According to the real Briseño family case (that inspired the film), all the members of the family (including the real possessed girl Karem) were inexplicably found dead inside their house in 1984.

== Cast ==
- Daniel Martinez as Abraham Briseño
- Dominika Paleta as Mariana Briseño
- Raquel Rodriguez as Karem Briseño
- Miranda Kay as Laura Briseño
- Gregorio Urquijo as Eduardo Briseño

== Production ==
The film is a co-production of L'maneto Films with Videocine from Rigoberto Castañeda. Originally actress Miranda Kay was cast for the role of eponymous Karem Briseño, however as the film took around 6 years to be made, she was eventually cast as the eldest daughter instead. Photography director Junichiro Hayashi took the job after film director Henry Bedwell send him the script and traveled to Mexico for the shooting stage.

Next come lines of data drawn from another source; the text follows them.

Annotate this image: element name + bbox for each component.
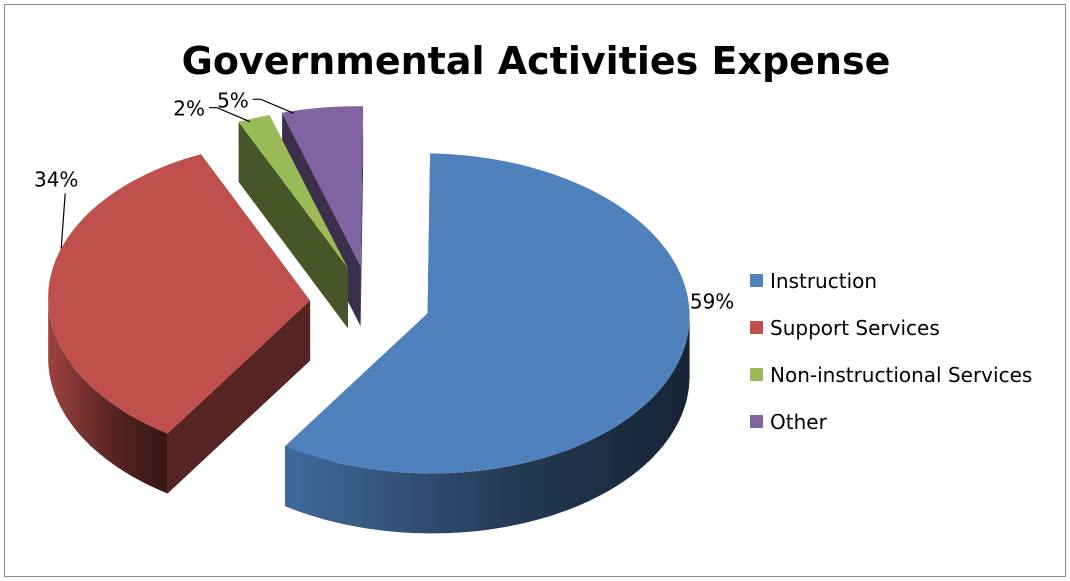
legend: Instruction Support Services Non-instructi… [750,257,1032,445]
pie-slice-non-instructional-services [238,115,348,269]
data-label: 5% [217,88,249,112]
slice-edge-non-instructional-services [238,121,348,329]
pie-leaders [60,98,295,249]
pie-slice-support-services [48,154,311,434]
slice-wall-support-services [48,296,168,494]
pie-labels: 59% 34% 2% 5% [34,88,734,313]
slice-edge-other [360,106,364,327]
legend-item: Instruction [750,257,1032,304]
legend-swatch [750,321,763,334]
legend-item: Other [750,398,1032,445]
pie-tops [48,106,690,474]
legend-swatch [750,368,763,381]
slice-wall-instruction [285,317,690,534]
pie-slice-instruction [285,153,690,474]
legend-item: Support Services [750,304,1032,351]
legend-swatch [750,415,763,428]
slice-edge-support-services [167,300,311,494]
chart-area: Governmental Activities Expense 59% 34% 2%… [4,4,1066,577]
legend-item: Non-instructional Services [750,351,1032,398]
data-label: 2% [173,97,205,121]
leader-line [209,107,251,123]
leader-line [252,98,295,114]
legend-label: Other [770,409,827,434]
legend-label: Non-instructional Services [770,362,1033,387]
chart-title: Governmental Activities Expense [181,39,891,83]
legend-swatch [750,274,763,287]
legend-label: Instruction [770,268,878,293]
data-label: 59% [690,290,734,314]
pie-slice-other [282,106,364,267]
leader-line [60,193,66,249]
legend-label: Support Services [770,315,940,340]
data-label: 34% [34,167,78,191]
pie-chart: 59% 34% 2% 5% [34,88,734,534]
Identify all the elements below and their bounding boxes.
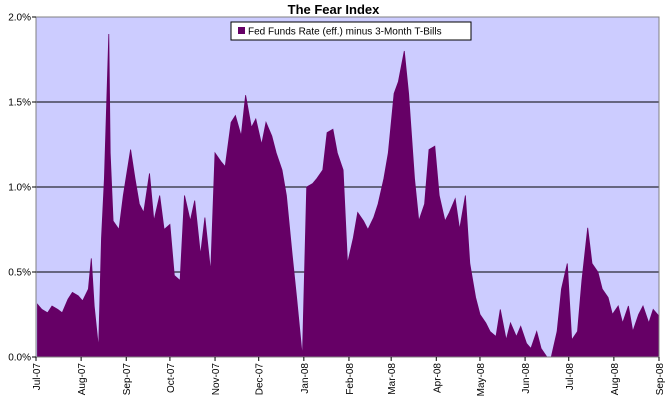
y-tick-label: 0.5% <box>8 268 31 279</box>
x-tick-label: Jul-08 <box>565 363 576 391</box>
y-axis: 0.0% 0.5% 1.0% 1.5% 2.0% <box>8 13 36 364</box>
x-tick-label: Apr-08 <box>432 363 443 393</box>
x-axis: Jul-07 Aug-07 Sep-07 Oct-07 Nov-07 Dec-07 Jan-… <box>32 357 666 396</box>
x-tick-label: Dec-07 <box>255 363 266 396</box>
x-tick-label: Jan-08 <box>300 363 311 394</box>
x-tick-label: Aug-08 <box>610 363 621 396</box>
x-tick-label: Sep-07 <box>122 363 133 396</box>
x-tick-label: Nov-07 <box>211 363 222 396</box>
y-tick-label: 1.5% <box>8 98 31 109</box>
x-tick-label: May-08 <box>476 363 487 397</box>
x-tick-label: Sep-08 <box>655 363 666 396</box>
legend-swatch <box>238 27 245 34</box>
x-tick-label: Mar-08 <box>387 363 398 395</box>
y-tick-label: 2.0% <box>8 13 31 24</box>
legend-label: Fed Funds Rate (eff.) minus 3-Month T-Bi… <box>248 27 442 38</box>
series-area <box>37 33 660 358</box>
x-tick-label: Jul-07 <box>32 363 43 391</box>
x-tick-label: Feb-08 <box>345 363 356 395</box>
x-tick-label: Oct-07 <box>166 363 177 393</box>
x-tick-label: Jun-08 <box>521 363 532 394</box>
legend: Fed Funds Rate (eff.) minus 3-Month T-Bi… <box>230 21 472 41</box>
legend-box <box>230 21 472 41</box>
x-tick-label: Aug-07 <box>77 363 88 396</box>
chart-title: The Fear Index <box>287 2 380 17</box>
series-layer <box>37 33 660 358</box>
y-tick-label: 1.0% <box>8 183 31 194</box>
y-tick-label: 0.0% <box>8 353 31 364</box>
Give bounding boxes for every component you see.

Principal photography began in 2019 on Durango, Mexico, and it is based on a real-life case of demonic possession of Mexico, Durango. However Bedwell only used the case as an inspiration for the plot of the film that is mainly fictitious. Some scenes were filmed in real locations of Durango like Velatorio "El Sabino", Elementary School Guadalupe Victoria and Museum art Guillermo Ceniceros. Film director felt Durango state allowed the film crew to work freely due the state is used for filming projects.

== Distribution ==
The film premiere was held at Durango on December 7, 2021 during film festival "Feratum 2021". About a month before its scheduled premiere date on December 30. As most of the films made during 2019-2020 season on Mexico, the film was delayed from his original 2020 release date. The official date was chosen to be in December for the movie to be released in 2021.
== Reception ==
=== Box office ===
Box Office Mojo estimates that on its opening week the movie earned $311,748 from December 30 to January 2. Additionally, for its second week of the exhibition, it gained $647,043. Most of the box office stability was compromised mainly because of the movie's competition during its run in Mexico, as a result, the movie's total gross was $792,795.

===Critical response ===
Mishel Luna from Tomatazos dubbed the movie as predictable and not scary due to unrealistic sequences and lack of innovations, he concludes: "Karem, la posesión could have been a great movie, but it lacked attention on narrative details and investigation in order to exploit a real story and as harsh as it was the real family from Durango." Writing for Spoiler Luis Leonardo Suarez anointed the movie as "mediocre" because of the presence of exorcism and possession movies cliches, and he also criticized the actors' performances such as the lead actress. Suarez lauded Junichiro Hayashi role as principal photography director as the only redeemable movie quality. Similarly, AJ Navarro from "Cronica Escenario" praised the film photography but was more critical about the rest of the film, like the acting and special effects. He was also vocal about the plot consistency and the use of clichés from exorcism and demonic possession films.